Ce qu’il a fait a plutôt un nom : l’appropriation culturelle. Qualifier cette représentation aléatoire d’une culture étrangère inconnue de « méditation sur les lieux de rêve » et sur « l’identité » est une mauvaise plaisanterie. Depuis de nombreuses années maintenant, les habitants ordinaires de Détroit souffrent littéralement de l’attitude selon laquelle leur ville récemment en faillite est un « endroit de rêve » que les étrangers sont libres de réimaginer. Plusieurs milliers de créatifs et d'entrepreneurs ont déménagé à Détroit dans l'espoir de refaire son identité en quelque chose de plus adapté à leurs agendas personnels. L’industrie automobile qui a construit puis détruit l’économie de la ville a fait la même chose. Cela a créé un mythe et puis, juste au moment où tout le monde était pleinement convaincu, ils ont été frappés en plein visage par la cruelle réalité. Même le musée qui accueille cette exposition est situé dans une ancienne concession automobile, parfait symbole du malentendu que représente cette exposition.

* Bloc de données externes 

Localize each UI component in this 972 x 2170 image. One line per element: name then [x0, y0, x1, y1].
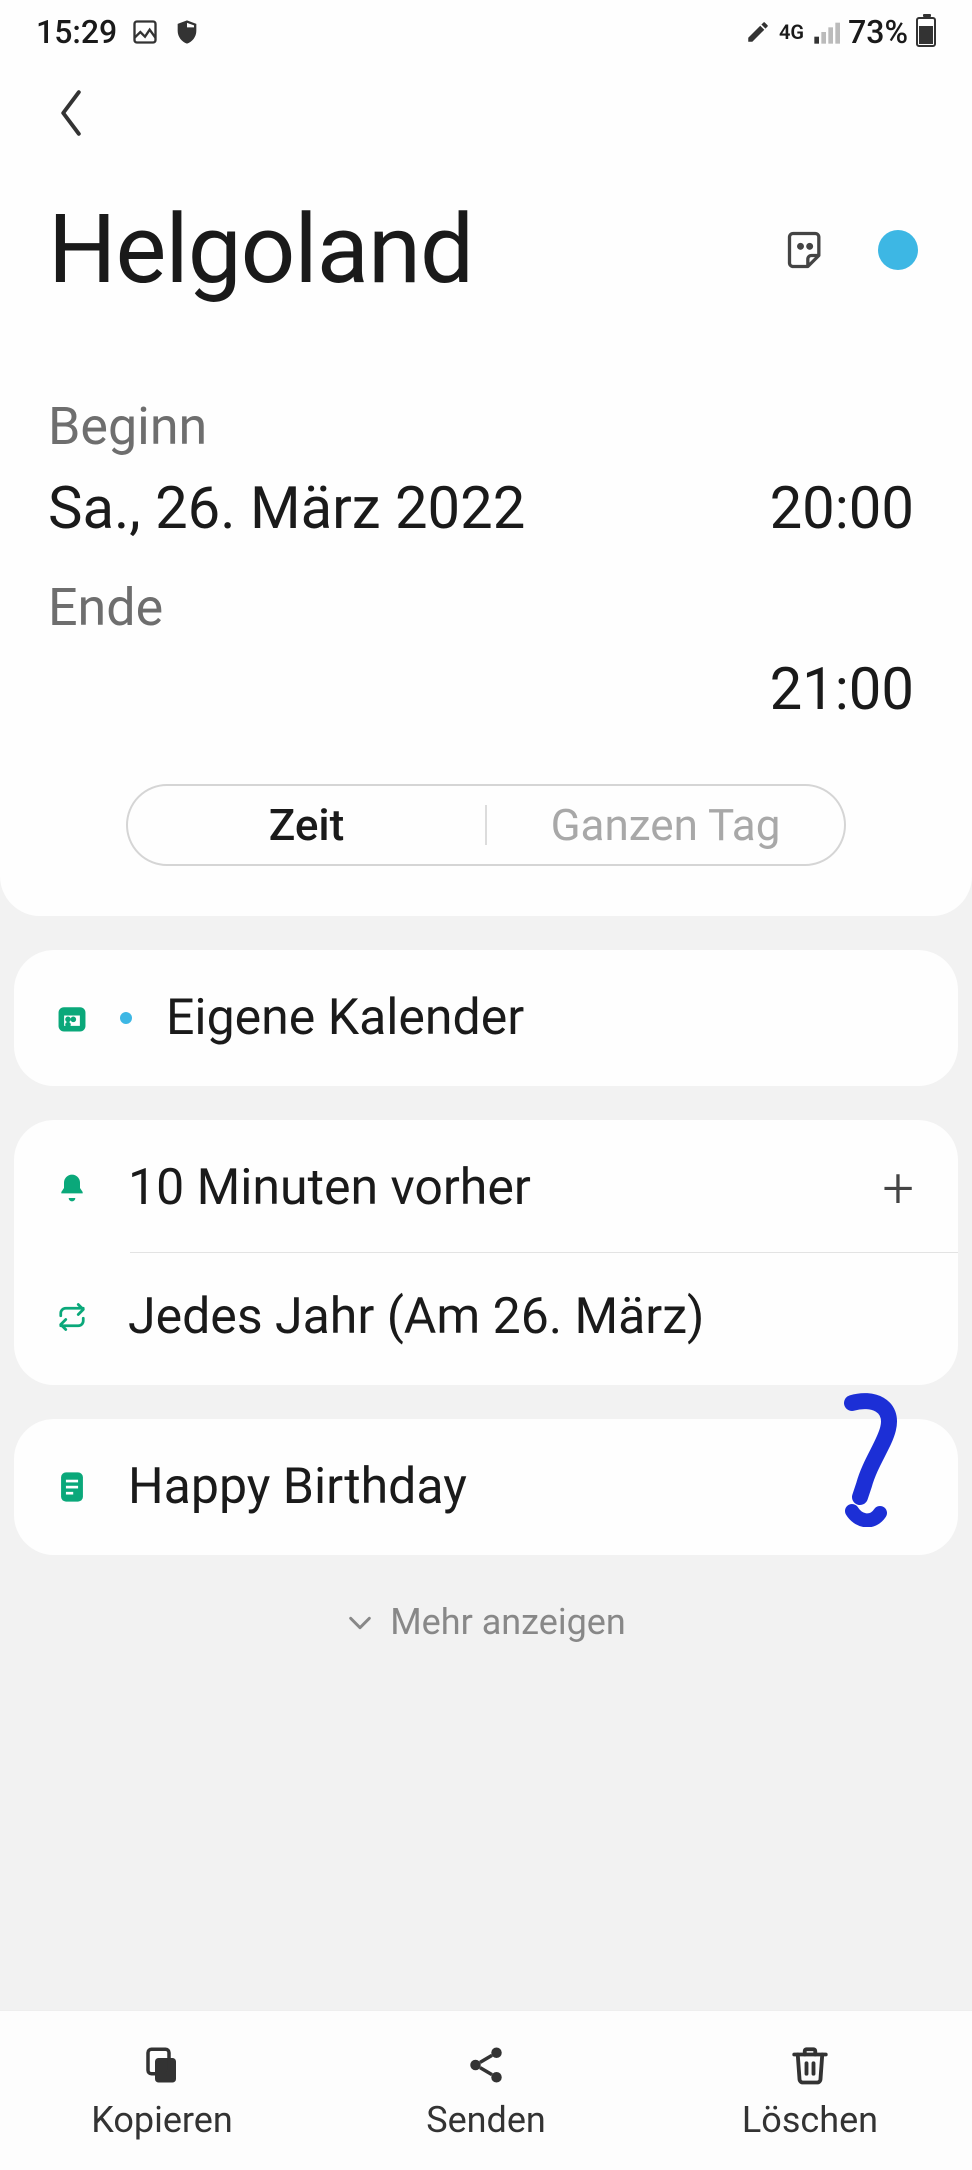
time-allday-toggle: Zeit Ganzen Tag [126, 784, 846, 866]
segment-allday[interactable]: Ganzen Tag [487, 786, 844, 864]
segment-time[interactable]: Zeit [128, 786, 485, 864]
status-right: 4G 73% [745, 13, 936, 51]
bottom-toolbar: Kopieren Senden Löschen [0, 2010, 972, 2170]
send-label: Senden [426, 2099, 546, 2141]
sticker-icon[interactable] [784, 228, 828, 272]
status-time: 15:29 [36, 13, 117, 51]
note-card[interactable]: Happy Birthday [14, 1419, 958, 1555]
calendar-name: Eigene Kalender [166, 987, 922, 1050]
back-button[interactable] [48, 81, 94, 158]
begin-block: Beginn Sa., 26. März 2022 20:00 [48, 396, 924, 543]
event-header-section: Helgoland Beginn Sa., 26. März 2022 20:0… [0, 64, 972, 916]
repeat-row[interactable]: Jedes Jahr (Am 26. März) [50, 1281, 922, 1353]
repeat-icon [50, 1302, 94, 1332]
event-title[interactable]: Helgoland [48, 194, 473, 306]
end-block: Ende 21:00 [48, 577, 924, 724]
card-divider [130, 1252, 958, 1253]
image-icon [131, 18, 159, 46]
status-left: 15:29 [36, 13, 201, 51]
battery-percent: 73% [848, 13, 908, 51]
edit-icon [745, 19, 771, 45]
signal-icon [812, 18, 840, 46]
calendar-card[interactable]: Eigene Kalender [14, 950, 958, 1086]
trash-icon [786, 2041, 834, 2089]
alert-repeat-card: 10 Minuten vorher + Jedes Jahr (Am 26. M… [14, 1120, 958, 1385]
battery-icon [916, 17, 936, 47]
status-bar: 15:29 4G 73% [0, 0, 972, 64]
share-icon [462, 2041, 510, 2089]
begin-date[interactable]: Sa., 26. März 2022 [48, 475, 525, 543]
note-icon [50, 1470, 94, 1504]
add-alert-button[interactable]: + [874, 1155, 922, 1221]
delete-button[interactable]: Löschen [648, 2011, 972, 2170]
bell-icon [50, 1170, 94, 1206]
delete-label: Löschen [742, 2099, 878, 2141]
alert-row[interactable]: 10 Minuten vorher + [50, 1152, 922, 1224]
repeat-text: Jedes Jahr (Am 26. März) [128, 1286, 922, 1349]
copy-icon [138, 2041, 186, 2089]
alert-text: 10 Minuten vorher [128, 1157, 840, 1220]
network-type: 4G [779, 20, 804, 44]
note-text: Happy Birthday [128, 1456, 922, 1519]
begin-label: Beginn [48, 396, 924, 457]
shield-icon [173, 18, 201, 46]
event-color-dot[interactable] [878, 230, 918, 270]
copy-label: Kopieren [91, 2099, 233, 2141]
show-more-button[interactable]: Mehr anzeigen [0, 1601, 972, 1643]
end-time[interactable]: 21:00 [770, 656, 914, 724]
copy-button[interactable]: Kopieren [0, 2011, 324, 2170]
begin-time[interactable]: 20:00 [770, 475, 914, 543]
end-label: Ende [48, 577, 924, 638]
send-button[interactable]: Senden [324, 2011, 648, 2170]
calendar-color-dot [120, 1012, 132, 1024]
chevron-down-icon [346, 1603, 374, 1641]
show-more-label: Mehr anzeigen [390, 1601, 626, 1643]
calendar-icon [50, 1002, 94, 1034]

TAL R - Habakuk, 2017. Acrylique et pigment sur toile. 300 x 500 cm. Paradis - Nansensgade 45 A, Baghuset 1366 København K. Avec l'aimable autorisation de l'artiste. Image de référence.
La trahison du symbolisme
En lisant le titre de ce spectacle, je ne peux m'empêcher de penser au chef-d'œuvre surréaliste de René Magritte intitulé « La Trahison des images. » Il présente une image d'une pipe accompagnée des mots « Ceci n’est pas une pipe. » À propos de la peinture, Magritte a dit, « Comme les gens m'ont reproché cela ! Et pourtant, pourriez-vous remplir ma pipe ? Non, c'est juste une représentation, n'est-ce pas ? Donc, si j'avais écrit sur mon tableau 'C'est une pipe', j'aurais menti » Magritte était fasciné par ce que le monde est, comparé à ce que nous imaginons qu'il soit. Cette peinture énonce habilement la différence fondamentale qui existe toujours finalement entre la réalité et l'art.

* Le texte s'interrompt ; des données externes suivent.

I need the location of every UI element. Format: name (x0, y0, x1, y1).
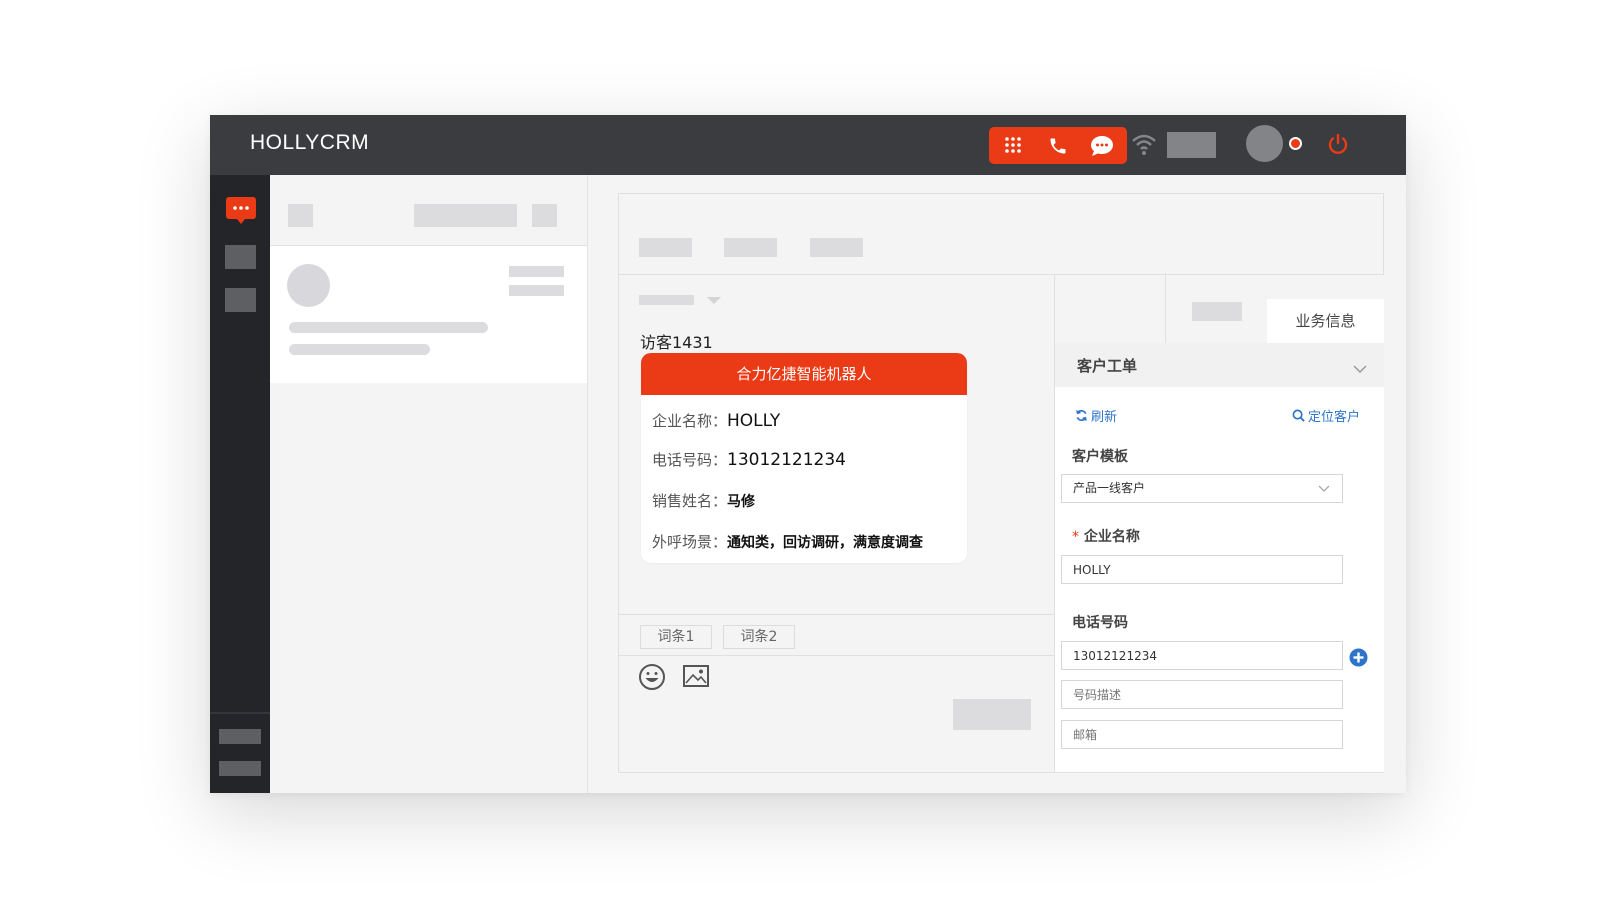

TAL R - Navire dans les vagues, 2017. Huile sur isorel, cadre réalisé par l'artiste. 82 x 112 cm. Paradis - Nansensgade 45 A, Baghuset 1366 København K. Avec l'aimable autorisation de l'artiste. Image de référence.

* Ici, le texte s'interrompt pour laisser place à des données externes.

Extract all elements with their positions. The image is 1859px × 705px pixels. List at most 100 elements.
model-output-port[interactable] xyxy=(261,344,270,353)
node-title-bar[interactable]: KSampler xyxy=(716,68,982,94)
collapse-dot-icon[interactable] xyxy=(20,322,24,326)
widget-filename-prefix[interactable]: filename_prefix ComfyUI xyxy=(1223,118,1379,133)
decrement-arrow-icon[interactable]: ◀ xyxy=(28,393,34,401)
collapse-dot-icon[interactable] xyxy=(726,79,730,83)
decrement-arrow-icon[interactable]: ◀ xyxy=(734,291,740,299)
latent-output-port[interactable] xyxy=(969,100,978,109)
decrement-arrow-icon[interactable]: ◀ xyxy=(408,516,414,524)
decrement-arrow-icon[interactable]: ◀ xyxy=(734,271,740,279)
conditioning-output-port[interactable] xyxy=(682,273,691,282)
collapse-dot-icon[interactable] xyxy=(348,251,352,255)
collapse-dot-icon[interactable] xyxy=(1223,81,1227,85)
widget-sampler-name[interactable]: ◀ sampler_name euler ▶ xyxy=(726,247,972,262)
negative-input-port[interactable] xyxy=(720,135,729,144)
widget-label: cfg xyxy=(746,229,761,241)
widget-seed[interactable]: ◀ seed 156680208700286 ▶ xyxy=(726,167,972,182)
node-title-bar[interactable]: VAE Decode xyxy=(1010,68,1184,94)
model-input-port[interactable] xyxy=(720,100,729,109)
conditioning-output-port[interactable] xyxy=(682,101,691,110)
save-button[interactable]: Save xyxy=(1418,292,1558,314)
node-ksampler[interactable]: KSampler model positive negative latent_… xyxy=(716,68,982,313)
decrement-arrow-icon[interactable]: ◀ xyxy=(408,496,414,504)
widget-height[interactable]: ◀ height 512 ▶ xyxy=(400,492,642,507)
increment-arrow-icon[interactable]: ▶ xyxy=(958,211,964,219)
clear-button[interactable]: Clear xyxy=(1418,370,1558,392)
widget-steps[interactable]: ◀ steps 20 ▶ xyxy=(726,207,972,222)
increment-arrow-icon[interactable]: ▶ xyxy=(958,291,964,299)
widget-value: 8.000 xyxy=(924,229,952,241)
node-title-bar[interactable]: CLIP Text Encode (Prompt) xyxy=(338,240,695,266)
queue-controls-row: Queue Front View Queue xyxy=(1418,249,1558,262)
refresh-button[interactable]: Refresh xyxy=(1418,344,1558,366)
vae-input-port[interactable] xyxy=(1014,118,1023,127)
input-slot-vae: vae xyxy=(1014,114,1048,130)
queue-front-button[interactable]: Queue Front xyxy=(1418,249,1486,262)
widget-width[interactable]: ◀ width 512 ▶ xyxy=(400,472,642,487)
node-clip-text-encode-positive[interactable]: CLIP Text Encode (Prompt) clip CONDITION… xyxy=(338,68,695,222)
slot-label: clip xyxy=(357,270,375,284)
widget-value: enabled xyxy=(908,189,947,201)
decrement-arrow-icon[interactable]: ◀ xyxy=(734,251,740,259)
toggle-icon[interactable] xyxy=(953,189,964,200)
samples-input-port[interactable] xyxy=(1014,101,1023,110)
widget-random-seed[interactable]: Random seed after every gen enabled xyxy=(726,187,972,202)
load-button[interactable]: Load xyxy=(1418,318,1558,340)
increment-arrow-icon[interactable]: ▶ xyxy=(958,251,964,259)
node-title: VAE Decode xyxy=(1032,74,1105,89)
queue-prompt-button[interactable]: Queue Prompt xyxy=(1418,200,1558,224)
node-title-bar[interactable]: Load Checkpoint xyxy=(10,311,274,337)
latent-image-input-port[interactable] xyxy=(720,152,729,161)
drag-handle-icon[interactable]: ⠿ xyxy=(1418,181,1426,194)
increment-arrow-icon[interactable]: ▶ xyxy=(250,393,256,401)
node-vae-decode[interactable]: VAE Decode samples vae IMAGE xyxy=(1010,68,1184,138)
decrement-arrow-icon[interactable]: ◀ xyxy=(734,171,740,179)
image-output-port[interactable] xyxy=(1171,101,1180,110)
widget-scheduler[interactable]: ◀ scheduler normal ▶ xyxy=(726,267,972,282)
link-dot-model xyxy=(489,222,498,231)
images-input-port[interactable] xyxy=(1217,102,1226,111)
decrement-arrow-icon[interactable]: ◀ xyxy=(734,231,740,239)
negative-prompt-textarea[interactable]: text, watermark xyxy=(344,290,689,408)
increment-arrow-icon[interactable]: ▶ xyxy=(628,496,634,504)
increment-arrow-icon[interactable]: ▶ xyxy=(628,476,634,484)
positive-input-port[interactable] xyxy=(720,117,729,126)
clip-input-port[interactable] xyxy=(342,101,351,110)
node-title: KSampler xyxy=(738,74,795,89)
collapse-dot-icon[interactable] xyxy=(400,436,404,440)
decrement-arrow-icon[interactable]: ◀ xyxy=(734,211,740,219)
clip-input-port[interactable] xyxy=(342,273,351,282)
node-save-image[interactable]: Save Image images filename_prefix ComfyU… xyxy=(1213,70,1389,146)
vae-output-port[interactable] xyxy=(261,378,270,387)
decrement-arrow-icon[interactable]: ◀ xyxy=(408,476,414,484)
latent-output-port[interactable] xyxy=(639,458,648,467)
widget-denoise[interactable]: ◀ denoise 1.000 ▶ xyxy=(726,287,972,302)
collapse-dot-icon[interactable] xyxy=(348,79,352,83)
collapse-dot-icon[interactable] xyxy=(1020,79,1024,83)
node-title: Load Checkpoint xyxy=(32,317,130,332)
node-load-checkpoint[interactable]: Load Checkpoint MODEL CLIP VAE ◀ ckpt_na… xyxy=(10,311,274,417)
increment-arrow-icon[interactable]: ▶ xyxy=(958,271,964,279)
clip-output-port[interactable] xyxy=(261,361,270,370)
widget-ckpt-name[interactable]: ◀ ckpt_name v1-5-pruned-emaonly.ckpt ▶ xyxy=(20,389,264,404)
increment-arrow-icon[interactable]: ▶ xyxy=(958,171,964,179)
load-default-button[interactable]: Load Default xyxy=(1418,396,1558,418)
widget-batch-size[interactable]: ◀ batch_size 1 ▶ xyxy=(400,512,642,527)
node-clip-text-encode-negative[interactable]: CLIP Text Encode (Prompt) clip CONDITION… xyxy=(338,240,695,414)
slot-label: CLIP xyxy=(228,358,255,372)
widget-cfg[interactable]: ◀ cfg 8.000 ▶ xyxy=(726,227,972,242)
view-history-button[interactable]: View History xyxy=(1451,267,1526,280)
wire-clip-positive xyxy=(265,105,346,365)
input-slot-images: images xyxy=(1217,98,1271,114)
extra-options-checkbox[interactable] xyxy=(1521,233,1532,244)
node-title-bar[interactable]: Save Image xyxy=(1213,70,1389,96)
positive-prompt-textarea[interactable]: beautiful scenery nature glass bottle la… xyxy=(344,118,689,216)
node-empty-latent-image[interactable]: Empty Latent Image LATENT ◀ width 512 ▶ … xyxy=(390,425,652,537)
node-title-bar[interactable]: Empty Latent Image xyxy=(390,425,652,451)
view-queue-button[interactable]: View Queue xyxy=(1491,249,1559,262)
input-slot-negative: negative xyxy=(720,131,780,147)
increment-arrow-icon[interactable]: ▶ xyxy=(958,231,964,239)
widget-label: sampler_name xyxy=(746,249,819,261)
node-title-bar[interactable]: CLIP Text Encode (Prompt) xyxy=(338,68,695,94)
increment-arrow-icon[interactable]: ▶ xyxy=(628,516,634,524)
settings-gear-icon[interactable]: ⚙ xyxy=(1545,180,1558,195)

Bien que Tal R semble également s'intéresser à ce que le monde est par rapport à ce que nous imaginons qu'il soit, il a adopté une stratégie opposée à celle de Magritte. Alors que Magritte avait vu de nombreux pipes, Tal R n'a jamais vraiment vu Detroit. Si Tal R et le MOCAD signalaient d'une certaine manière que cette exposition est une critique des fantasmes qui infectent tant de personnes qui déménagent à Detroit avec l'espoir de transformer la ville, je qualifierais cela de l'une des meilleures expositions de l'année. Mais l'artiste et le musée la présentent plutôt comme quelque chose de magique, et plein d'idéalisme. Contrairement à "La Trahison des mots", ": Ceci n'est pas Detroit" n'est pas un méta-message—un sous-texte destiné à nous faire réfléchir à l'absurdité de ce que nous voyons. Au contraire, c'est un méta-message—une perspective plate, de surface, offerte par un complet outsider. À une époque où des générations de jeunes ont été nées dans une fausse idée qu'ils peuvent obtenir une compréhension valable du monde uniquement par la recherche sur Internet, cette exposition élève ce mensonge.
Image en vedette : TAL R - Rainbow, 2017. Huile sur panneau isorel, cadre réalisé par l'artiste. 2 cadres ensemble, chaque cadre mesure 112 x 82. Paradis - Nansensgade 45 A, Baghuset 1366 København K. Avec l'aimable autorisation de l'artiste. Image de référence.